Now on to the other yet unanswered question... How do I show the Interest Expense on the son's return? The father gets the Interest Income via the 1099-INT that the son gave him, that's easy. How does the son write off this expense?
What I tried to say to you in the beginning and others are leading to in their responses.
Buying and Selling Businesses is not something you should get involved with once.
You don't state why this is only time you will do this, but my suggestion might be not to do in once. Then you don't have to learn.
This is a coaching moment for a professional (teaching client) and you as a professional can be held responsible for what is put on the returns. You have basis determination for Dad. Basis determinationf or Son. Interest Income and Interest Expense in each year. And, you have a related party transaction.
Potentially a rental agreement in the future.
Lots of things for which you can be lead astray.
Get advice and advising your client appropriately should be top priority. Not figuring out what line on the tax return it goes on.
We all face these things in our daily business. I am not willing to provide that advice and the pitfalls in this forum.
"so he isn't out $24,000 a year with NOTHING to show for it?"
Your components are going to include Interest expense, debt service (not expense), amortization (expense) and depreciation (if any; is expense).
"This however, for me will be a one time thing that I will never get involved in again"
We don't need you to be grateful; but this is Not your first time, and we are glad to help you, again.
You were the person trying to pay yourself for your Sole Proprietorship activity through payroll. It was quite a discussion. If you don't think you are learning anything, you should stop asking. If you intend, as you previously indicated, to help your clients, then you need to be learning this, taking CE, studying regulations and changes, and follow up when someone tries to point you to the right resources.
"not sure if those are correct or not, but they fill in the space without errors)"

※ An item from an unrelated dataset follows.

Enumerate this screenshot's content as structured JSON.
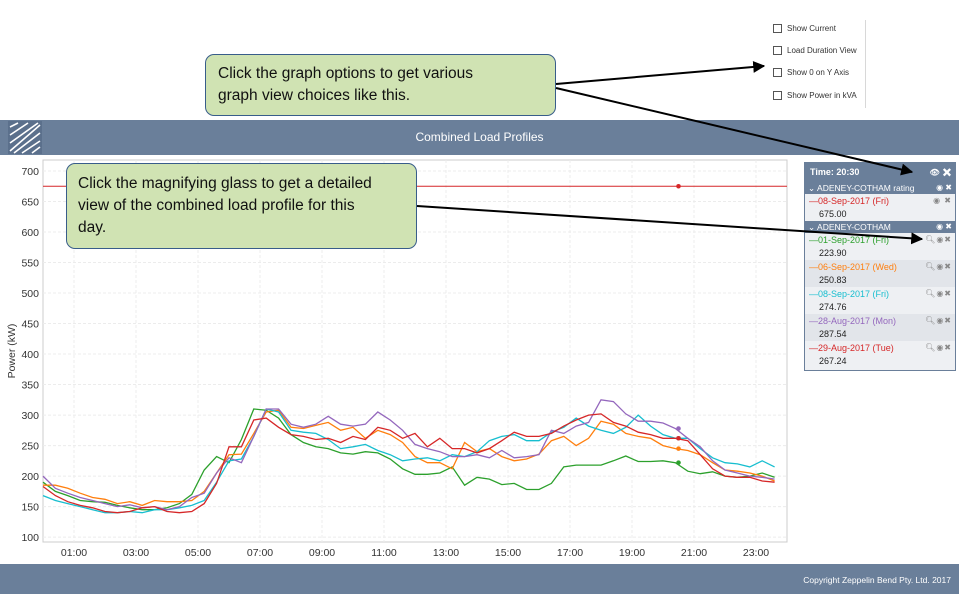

Asking peers users about the program's functionality when you already know what you need to report is different than not even knowing what to call something per the IRS regulations that apply. Sure, you can plug numbers in somewhere, but are you doing a disservice to your client? For instance, it isn't clear if you are treating the payments as installment plan.
And someone overlooked getting guidance on this "sale" because the ability to pay Rent, not debt service, would have made the monthly payments an Expense. That's why business buy/sells require good planning.
"Now on to the other yet unanswered question... How do I show the Interest Expense on the son's return? The father gets the Interest Income via the 1099-INT that the son gave him, that's easy. How does the son write off this expense?"
@linettereally stated this nicely: "We all face these things in our daily business. I am not willing to provide that advice and the pitfalls in this forum."
This is not the place for "teach me to do taxes." This is peer users that are already staying current with their continuing education and update requirements, trying to use common software, and struggling with the same software, and questions for how to interpret some tax regulation that isn't clear or hasn't even been finalized by Congress. Although we are glad to Point you in the right direction, you need to learn these things yourself, off this forum, by proper studying, classwork, mentoring.
So, go to www.irs.com and look up "who must file 1099-INT" as a place to start.
If he were paying interest to buy a car would he deduct it?
Determining what was purchased and who purchased it determines where it is reported if it is reportable at all.
Personal interest is not deductible even though it is income to the person receiving it.
This might be investment interest or business interest.
You seem to be Spamming this software users' forum. That's been reported.